While Steelers quarterback Ben Roethlisberger had a slightly down year in 2016, his performance overall for most of his career has shown steady improvement. At a time when we are looking for the smallest, most insignificant nugget of football news to cling to as we wait the final few weeks until training camp begins, many of us begin to wonder how we can extrapolate past performance into predictions for the upcoming season.
As it turns out, it’s really not that hard, if you are willing to settle for basic, statistical modeling.
Using a standard statistical concept called linear regression, we can plot discrete data points and determine, from those points, a line that roughly equates the overall trajectory, upon which we can estimate with some degree of accuracy future performance at any point on that line.
In other words, we can make at least an educated guess.
Of course, there are far too many variables to model into the distant future: age, injury, the arrival or departure of other players, even legal, financial or familial issues. But we can use a player’s past career data to predict, at the very least, their performance in the upcoming season.
In the case of quarterback Ben Roethlisberger, we have a confluence of two factors that make linear regression especially useful: plenty of data, and a fairly steady improvement over time.
So, with all that said, how could 2017 stack up against past seasons for the potential future Hall-of-Fame passer?
A New Normal
Let’s start with the most basic quarterback statistic: yards. Of course, it’s impossible to compare even this, the simplest of numbers, from one season to the next, without massaging the data. That’s because injuries change the number of games played from one year to the next. So, we have to extrapolate (“normalize”) yards for each season to determine performance in a perfect, 16-game season.
In this case, the blue line represents actual yards, while the red line represents extrapolated yards for 16 games. The straight lines are the trend lines, showing the linear regression for each data set.
The actual yards, with a varying number of games, shows a broader deviation from the trend line, while the normalized yards is a tighter grouping. By leveling the playing field, we can eliminate injury as a variable. Don’t worry, though; we can still make use of injury history to determine the likelihood of missed time, which can be included in the final projections.

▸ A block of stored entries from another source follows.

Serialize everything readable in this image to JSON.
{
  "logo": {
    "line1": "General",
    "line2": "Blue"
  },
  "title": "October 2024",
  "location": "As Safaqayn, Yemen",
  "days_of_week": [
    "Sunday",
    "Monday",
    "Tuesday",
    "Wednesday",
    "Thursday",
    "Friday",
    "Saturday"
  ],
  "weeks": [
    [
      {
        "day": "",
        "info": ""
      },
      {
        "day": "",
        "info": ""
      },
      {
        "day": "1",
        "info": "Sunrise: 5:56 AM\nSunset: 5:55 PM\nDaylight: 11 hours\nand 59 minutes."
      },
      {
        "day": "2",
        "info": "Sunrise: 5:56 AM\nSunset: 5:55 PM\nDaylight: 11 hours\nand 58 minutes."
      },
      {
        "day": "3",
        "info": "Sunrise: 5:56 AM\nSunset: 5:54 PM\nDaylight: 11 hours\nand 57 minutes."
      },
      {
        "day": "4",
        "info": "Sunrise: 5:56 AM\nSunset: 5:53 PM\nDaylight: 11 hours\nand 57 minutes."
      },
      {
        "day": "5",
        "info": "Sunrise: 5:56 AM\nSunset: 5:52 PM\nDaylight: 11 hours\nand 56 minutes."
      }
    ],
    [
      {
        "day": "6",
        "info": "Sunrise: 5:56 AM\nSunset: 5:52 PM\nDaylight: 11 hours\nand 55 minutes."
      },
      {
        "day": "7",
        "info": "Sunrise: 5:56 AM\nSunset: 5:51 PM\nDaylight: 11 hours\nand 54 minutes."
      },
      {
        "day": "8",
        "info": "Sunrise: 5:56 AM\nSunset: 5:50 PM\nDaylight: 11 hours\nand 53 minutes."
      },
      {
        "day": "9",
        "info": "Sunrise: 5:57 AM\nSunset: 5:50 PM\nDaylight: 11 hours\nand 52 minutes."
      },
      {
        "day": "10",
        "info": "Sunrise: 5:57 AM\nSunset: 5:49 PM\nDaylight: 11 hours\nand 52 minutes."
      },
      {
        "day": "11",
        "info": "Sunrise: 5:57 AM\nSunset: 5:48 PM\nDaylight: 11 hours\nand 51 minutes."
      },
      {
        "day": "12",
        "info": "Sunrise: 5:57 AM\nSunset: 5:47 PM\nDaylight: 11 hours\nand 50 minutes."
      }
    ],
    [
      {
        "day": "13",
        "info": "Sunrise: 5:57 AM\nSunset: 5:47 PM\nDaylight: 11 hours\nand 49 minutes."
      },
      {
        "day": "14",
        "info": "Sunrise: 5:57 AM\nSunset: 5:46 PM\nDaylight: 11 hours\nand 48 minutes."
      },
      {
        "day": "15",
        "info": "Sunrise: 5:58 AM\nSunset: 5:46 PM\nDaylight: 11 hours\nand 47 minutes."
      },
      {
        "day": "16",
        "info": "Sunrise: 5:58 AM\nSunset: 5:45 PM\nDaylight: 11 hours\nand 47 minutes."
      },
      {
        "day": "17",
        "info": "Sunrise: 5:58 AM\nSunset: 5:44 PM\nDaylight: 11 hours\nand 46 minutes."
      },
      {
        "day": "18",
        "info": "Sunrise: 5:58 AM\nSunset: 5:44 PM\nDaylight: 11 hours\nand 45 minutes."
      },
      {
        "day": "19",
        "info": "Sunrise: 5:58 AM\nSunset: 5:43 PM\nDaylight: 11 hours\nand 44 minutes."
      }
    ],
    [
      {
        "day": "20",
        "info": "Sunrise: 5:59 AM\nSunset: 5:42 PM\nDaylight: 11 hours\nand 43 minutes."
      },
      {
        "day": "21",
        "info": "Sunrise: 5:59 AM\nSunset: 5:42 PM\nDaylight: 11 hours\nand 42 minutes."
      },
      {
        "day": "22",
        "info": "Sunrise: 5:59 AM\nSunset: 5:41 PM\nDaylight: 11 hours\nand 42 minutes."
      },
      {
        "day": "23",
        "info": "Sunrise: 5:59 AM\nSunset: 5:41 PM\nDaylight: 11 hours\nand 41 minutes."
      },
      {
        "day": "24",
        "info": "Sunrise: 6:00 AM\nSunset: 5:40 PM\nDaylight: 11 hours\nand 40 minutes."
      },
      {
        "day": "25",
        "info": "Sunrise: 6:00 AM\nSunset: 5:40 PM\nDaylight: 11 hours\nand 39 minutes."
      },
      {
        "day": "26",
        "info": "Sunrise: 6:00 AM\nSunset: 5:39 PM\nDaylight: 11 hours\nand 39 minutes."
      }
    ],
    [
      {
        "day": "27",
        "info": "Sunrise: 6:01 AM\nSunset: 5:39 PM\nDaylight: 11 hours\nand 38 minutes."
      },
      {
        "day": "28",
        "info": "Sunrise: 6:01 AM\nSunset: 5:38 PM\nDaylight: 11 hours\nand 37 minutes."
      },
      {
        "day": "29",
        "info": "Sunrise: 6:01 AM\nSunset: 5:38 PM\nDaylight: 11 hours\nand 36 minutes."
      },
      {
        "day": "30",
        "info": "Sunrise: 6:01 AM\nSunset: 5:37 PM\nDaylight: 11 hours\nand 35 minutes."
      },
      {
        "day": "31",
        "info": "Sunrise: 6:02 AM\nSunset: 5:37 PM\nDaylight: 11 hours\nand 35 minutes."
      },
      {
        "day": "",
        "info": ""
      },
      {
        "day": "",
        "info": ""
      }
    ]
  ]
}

This is a simple concept: the larger the sample size, the more accurate the data. In a large data set, a single, large deviation from the rest of the data has a small impact on the trend line. In a small sample size, though, that deviation results in a much larger standard error — basically, the “wiggle room” for any future value predicted by the trend line. As we can see below for Le’Veon Bell, a small sample size leads to inaccurate estimation of a trend line.

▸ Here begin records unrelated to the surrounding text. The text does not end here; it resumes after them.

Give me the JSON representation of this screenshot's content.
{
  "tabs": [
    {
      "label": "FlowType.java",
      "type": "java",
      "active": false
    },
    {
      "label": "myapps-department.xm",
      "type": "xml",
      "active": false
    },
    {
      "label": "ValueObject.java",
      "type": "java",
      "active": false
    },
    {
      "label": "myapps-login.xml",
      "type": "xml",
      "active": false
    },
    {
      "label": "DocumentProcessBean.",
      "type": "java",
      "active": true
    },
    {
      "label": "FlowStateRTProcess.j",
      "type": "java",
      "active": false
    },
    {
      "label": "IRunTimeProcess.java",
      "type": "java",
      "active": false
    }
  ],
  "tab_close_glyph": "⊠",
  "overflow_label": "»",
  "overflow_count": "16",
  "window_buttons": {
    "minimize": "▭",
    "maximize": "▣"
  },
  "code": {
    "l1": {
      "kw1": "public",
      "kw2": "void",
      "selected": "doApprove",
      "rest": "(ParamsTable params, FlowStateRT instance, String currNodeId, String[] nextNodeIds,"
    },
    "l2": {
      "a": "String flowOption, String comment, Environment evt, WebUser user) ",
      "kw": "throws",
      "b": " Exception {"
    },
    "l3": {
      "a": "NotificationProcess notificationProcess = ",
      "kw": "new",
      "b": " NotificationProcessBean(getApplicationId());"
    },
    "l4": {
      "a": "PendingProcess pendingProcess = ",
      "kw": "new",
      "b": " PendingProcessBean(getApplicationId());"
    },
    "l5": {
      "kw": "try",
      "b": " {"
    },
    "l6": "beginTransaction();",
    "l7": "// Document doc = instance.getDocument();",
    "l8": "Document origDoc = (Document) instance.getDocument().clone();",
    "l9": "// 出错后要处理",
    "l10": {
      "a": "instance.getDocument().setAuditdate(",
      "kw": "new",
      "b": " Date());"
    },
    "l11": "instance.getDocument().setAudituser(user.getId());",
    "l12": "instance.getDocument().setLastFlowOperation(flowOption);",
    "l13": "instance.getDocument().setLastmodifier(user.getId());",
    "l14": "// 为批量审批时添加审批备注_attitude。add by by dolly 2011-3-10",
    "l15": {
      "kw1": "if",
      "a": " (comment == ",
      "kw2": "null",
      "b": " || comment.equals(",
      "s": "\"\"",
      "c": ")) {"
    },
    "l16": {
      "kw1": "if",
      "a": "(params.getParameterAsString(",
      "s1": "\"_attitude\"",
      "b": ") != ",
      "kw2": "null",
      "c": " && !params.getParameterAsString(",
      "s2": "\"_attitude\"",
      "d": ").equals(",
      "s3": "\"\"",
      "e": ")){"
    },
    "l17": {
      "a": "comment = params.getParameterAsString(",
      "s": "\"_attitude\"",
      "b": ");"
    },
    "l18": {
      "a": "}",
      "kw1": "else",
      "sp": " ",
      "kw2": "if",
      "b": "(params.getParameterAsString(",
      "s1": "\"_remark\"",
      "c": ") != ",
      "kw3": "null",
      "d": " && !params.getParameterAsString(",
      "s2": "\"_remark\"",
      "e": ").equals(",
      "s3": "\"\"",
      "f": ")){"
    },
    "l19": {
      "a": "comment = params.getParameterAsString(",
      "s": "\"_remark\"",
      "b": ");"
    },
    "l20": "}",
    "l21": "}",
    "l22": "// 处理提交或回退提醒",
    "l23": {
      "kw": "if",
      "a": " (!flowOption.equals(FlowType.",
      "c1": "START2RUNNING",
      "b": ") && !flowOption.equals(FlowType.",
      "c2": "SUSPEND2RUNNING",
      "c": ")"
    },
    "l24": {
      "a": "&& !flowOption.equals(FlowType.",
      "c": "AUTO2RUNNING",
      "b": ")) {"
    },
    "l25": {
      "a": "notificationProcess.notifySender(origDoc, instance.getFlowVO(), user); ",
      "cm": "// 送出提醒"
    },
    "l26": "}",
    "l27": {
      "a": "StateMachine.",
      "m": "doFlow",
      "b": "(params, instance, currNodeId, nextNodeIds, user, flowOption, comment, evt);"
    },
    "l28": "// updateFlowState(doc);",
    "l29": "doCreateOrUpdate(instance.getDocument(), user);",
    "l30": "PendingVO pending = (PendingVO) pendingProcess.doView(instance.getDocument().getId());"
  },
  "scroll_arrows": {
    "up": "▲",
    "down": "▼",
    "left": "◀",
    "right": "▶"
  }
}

When the standard error is viewed as a ratio of the total spread of values (difference between the minimum value and the maximum value), we see how much a small sample size affects standard error. In Roethlisberger’s case, the spread for actual yards is 1,798 yards, while the standard error is 525 yards, for a ratio of 0.29. For Bell, the spread for actual yards is 805 yards, while the standard error is 452.5 yards. That’s a ratio of 0.56, indicating Bell’s margin for error is a much larger percentage of the possible range than Roethlisberger’s.
What all of this shows us is that we can use statistical mathematics to predict future performance, but only for the upcoming season, with any realistic degree of accuracy. Additionally, we can see that more seasons of data make it easier to predict with accuracy.
That’s a lot to digest. But, in the rest of this series, we will apply these principles to make predictions for key numbers for the Steelers in 2017 — and then revisit them when the season is over to see how we did.